21.05.2019 | | Notícias do Mercado

A Linha 3 do VLT está pronta e podia melhorar a circulação para quem precisa circular entre Central do Brasil e Aeroporto Santos Dumont, no Centro do Rio. Mas não está funcionando ainda, pois depende da autorização da Prefeitura do Rio para poder operar. O município diz que as negociações estão em curso.

O presidente do VLT, Márcio Hanna, diz que a autorização necessária para começar a operar a linha é a mesma necessária para um táxi poder circular pela cidade. Segundo ele, a dívida da prefeitura com o VLT não impacta a operação da Linha 3.
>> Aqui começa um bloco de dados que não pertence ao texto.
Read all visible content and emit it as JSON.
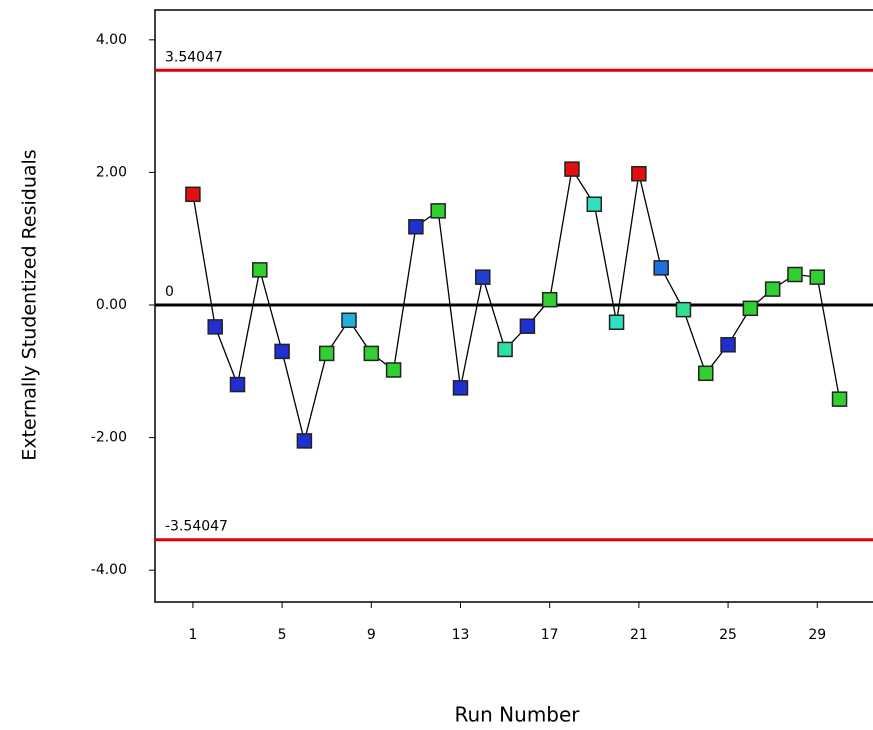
{
  "chart_data": {
    "type": "line",
    "ylabel": "Externally Studentized Residuals",
    "xlabel": "Run Number",
    "x": [
      1,
      2,
      3,
      4,
      5,
      6,
      7,
      8,
      9,
      10,
      11,
      12,
      13,
      14,
      15,
      16,
      17,
      18,
      19,
      20,
      21,
      22,
      23,
      24,
      25,
      26,
      27,
      28,
      29,
      30
    ],
    "series": [
      {
        "color": "#000000",
        "values": [
          1.67,
          -0.33,
          -1.2,
          0.53,
          -0.7,
          -2.05,
          -0.73,
          -0.23,
          -0.73,
          -0.98,
          1.18,
          1.42,
          -1.25,
          0.42,
          -0.67,
          -0.32,
          0.08,
          2.05,
          1.52,
          -0.26,
          1.98,
          0.56,
          -0.07,
          -1.03,
          -0.6,
          -0.05,
          0.24,
          0.46,
          0.42,
          -1.42
        ],
        "point_colors": [
          "#e01010",
          "#2030d0",
          "#2030d0",
          "#30d030",
          "#2030d0",
          "#2030d0",
          "#30d030",
          "#20b0e0",
          "#30d030",
          "#30d030",
          "#2030d0",
          "#30d030",
          "#2030d0",
          "#2040d0",
          "#30e0a0",
          "#2030d0",
          "#30d030",
          "#e01010",
          "#30e0c0",
          "#30e0c0",
          "#e01010",
          "#2070e0",
          "#30e090",
          "#30d030",
          "#2030d0",
          "#30d030",
          "#30d030",
          "#30d030",
          "#30d030",
          "#30d030"
        ]
      }
    ],
    "reference_lines": [
      {
        "value": 3.54047,
        "color": "#e00000"
      },
      {
        "value": 0,
        "color": "#000000"
      },
      {
        "value": -3.54047,
        "color": "#e00000"
      }
    ],
    "xlim": [
      -0.7,
      31.5
    ],
    "xticks": [
      1,
      5,
      9,
      13,
      17,
      21,
      25,
      29
    ],
    "ylim": [
      -4.48,
      4.45
    ],
    "yticks": [
      {
        "value": 4,
        "label": "4.00"
      },
      {
        "value": 2,
        "label": "2.00"
      },
      {
        "value": 0,
        "label": "0.00"
      },
      {
        "value": -2,
        "label": "-2.00"
      },
      {
        "value": -4,
        "label": "-4.00"
      }
    ]
  }
}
“Estamos com tudo pronto, conseguimos negociar com nossos fornecedores a liberação do sistema para operar. A gente continua em paralelo, negociando a dívida com a prefeitura. A prefeitura não nos paga desde maio do ano passado. Essa dívida acumulada já chegou a R$ 127 milhões. A gente vem discutindo mais intensamente desde janeiro, mas até agora não conseguimos chegar a uma conclusão”, disse Hanna.

A expectativa da Linha 3 é de 30 mil a 40 mil passageiros por dia útil, no sistema. Atualmente, as duas linhas do VLT em operação transportam em torno de 80 mil passageiros por dia útil. O presidente acredita que com o sistema todo funcionando poderia chegar a 120 mil passageiros por dia útil.

O que diz a prefeitura

Em nota, a prefeitura informa “estranhar o pedido do VLT justamente no momento em que está havendo uma negociação”. “O problema de dar início à operação da Linha 3 é que, pelo contrato assinado no governo anterior, a Prefeitura terá de pagar por uma demanda que não existe”, afirma.

“Hoje, a operação das linhas 1 e 2 do VLT custa aos cofres públicos R$ 600 mil por dia. Por mês, o prejuízo aos contribuintes seria de R$ 18 milhões; por ano, R$ 210 milhões. Como o contrato é de 10 anos, o prejuízo total seria de R$ 2 bilhões”, detalha.

“Para que o sistema VLT seja viável economicamente, é necessário ter diariamente 260 mil passageiros. Hoje, o VLT transporta em média 60 mil. Pelo contrato em vigor, assinado pelo ex-prefeito Eduardo Paes, a Prefeitura teria de garantir o pagamento do restante”, prossegue.

Segundo o município, o acordo prevê que ao longo de 10 anos a demanda de 260 mil passageiros chegue a 400 mil. “O prejuízo, então, seria ainda maior.”

“A Prefeitura negocia com o VLT para rever os termos do contrato, que são completamente nocivos aos cofres municipais. O contribuinte não pode ver seu dinheiro ser usado para pagar ao VLT por passageiro que não existe. A Prefeitura do Rio espera chegar a um acordo com os representantes do Veículo Leve Sobre Trilhos para que essa operação seja justa e economicamente sustentável para ambas as partes”, diz.